Es famosa la réplica que dio Guillermo Hegel a cierto colega que le señaló que estaba defendiendo una tesis que no coincidía con los últimos descubrimientos científicos: «Pues, si los hechos me contradicen, peor para los hechos», se cuenta que dijo.
No afirmaría yo que el presidente del Gobierno español y sus más próximos se caractericen por sus inclinaciones hegelianas, pero con enojosa frecuencia tienden a comportarse ante los hechos con la misma orgullosa tozudez. Cuando lo que ocurre no encaja en sus previsiones -no digamos ya si las contraría-, reaccionan como si la culpa no fuera suya, sino de los hechos. Y pasa el tiempo hasta que se avienen a admitir que la realidad es todavía más terca que ellos. A veces incluso se instalan en sus trece y no se mueven: ni se sabe ya cuantas estaciones llevamos oyendo decir que la inflación está desatada por factores estacionales.

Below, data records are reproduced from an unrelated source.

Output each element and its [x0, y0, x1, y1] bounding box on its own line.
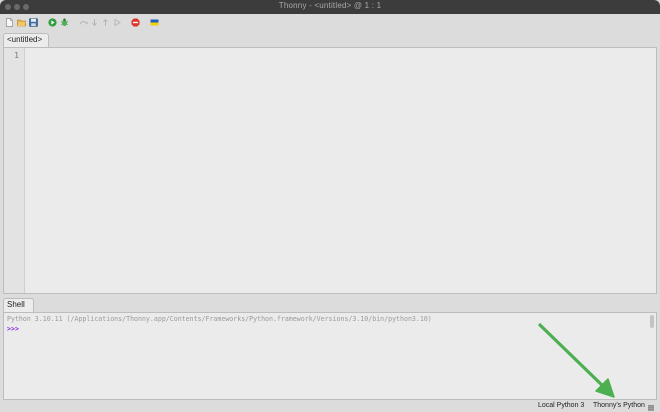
step-into-icon[interactable] [90, 18, 99, 27]
open-file-icon[interactable] [17, 18, 26, 27]
run-icon[interactable] [48, 18, 57, 27]
tab-untitled[interactable]: <untitled> [3, 33, 49, 47]
new-file-icon[interactable] [5, 18, 14, 27]
code-text-area[interactable] [26, 48, 656, 293]
ukraine-flag-icon[interactable] [150, 18, 159, 27]
save-file-icon[interactable] [29, 18, 38, 27]
shell-scrollbar[interactable] [650, 315, 654, 328]
step-out-icon[interactable] [101, 18, 110, 27]
editor-tab-bar: <untitled> [0, 32, 660, 47]
shell-python-banner: Python 3.10.11 (/Applications/Thonny.app… [7, 315, 432, 323]
window-title: Thonny - <untitled> @ 1 : 1 [278, 1, 382, 10]
stop-icon[interactable] [131, 18, 140, 27]
interpreter-selector[interactable]: Thonny's Python [593, 402, 645, 409]
code-editor[interactable]: 1 [3, 47, 657, 294]
tab-shell[interactable]: Shell [3, 298, 34, 312]
status-bar: Local Python 3 Thonny's Python [0, 401, 660, 412]
title-bar: Thonny - <untitled> @ 1 : 1 [0, 0, 660, 14]
toolbar [0, 14, 660, 32]
hamburger-icon[interactable] [648, 403, 654, 411]
line-number-gutter: 1 [4, 48, 25, 293]
interpreter-label[interactable]: Local Python 3 [538, 402, 584, 409]
shell-prompt: >>> [7, 325, 19, 333]
resume-icon[interactable] [113, 18, 122, 27]
shell-tab-bar: Shell [0, 297, 660, 312]
line-number: 1 [14, 51, 19, 60]
step-over-icon[interactable] [79, 18, 88, 27]
shell-panel[interactable]: Python 3.10.11 (/Applications/Thonny.app… [3, 312, 657, 400]
thonny-window: Thonny - <untitled> @ 1 : 1 <untitled> 1… [0, 0, 660, 412]
debug-icon[interactable] [60, 18, 69, 27]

La manifestación de Barcelona de la pasada semana les pilló con el pie cambiado. Creyeron que acudían a otro acto más de los muchos en los que su encastillamiento es acogido con vítores y se encontraron con casi un millón de personas que respaldaban mayoritariamente a quienes, solidarizándose con los postulados políticos del asesinado Ernest Lluch, les exigían menos altivez y más diálogo.
Inicialmente respondieron en su línea más que conocida, diciendo que, si no dialogan, es porque no hay nada que dialogar con nadie. No hay nada que dialogar con el PNV, al que las próximas elecciones autonómicas se encargarán de arrinconar de una puñetera vez -eso creen-, y tampoco hay nada que dialogar con el PSOE, que lo único que tiene que hacer es decir amén y dejarse de pretender protagonismos, como muy bien les había dicho Rajoy unos días antes en un rapto de fervor unitario.
Pero hete aquí que pasan las horas y las voces que reclaman diálogo no sólo no decrecen, sino que aumentan. Todo apunta a que está tomando cuerpo una nueva tendencia, no de momento en la mayoría de la opinión pública, pero sí en sectores influyentes de ella, que se muestran críticos no sólo con la falta de resultados de la política del Gobierno, sino sobre todo con su aire sospechosamente electoralista y, aún más, con su total carencia de perspectivas.
Es frente a esta tendencia contra la que ha reaccionado el Gobierno con su propuesta de diálogo de siete puntos al PSOE.
Pero vaya reacción. Examínense los siete puntos. Se comprobará que cinco se limitan a enunciar obviedades -son de puro relleno- y que los dos únicos que tienen contenido son de broma: uno es para exigir a los socialistas que no aireen sus discrepancias con el Ejecutivo y el otro para reclamar su apoyo a la candidatura de Mayor Oreja a lehendakari.
Si ése es todo el diálogo que está dispuesto a emprender el Gobierno, es poco probable que consiga acallar las críticas. Lo suyo es un puro diálogo trampa.
Javier Ortiz. Diario de un resentido social (28 de noviembre de 2000). Subido a "Desde Jamaica" el 11 de mayo de 2017.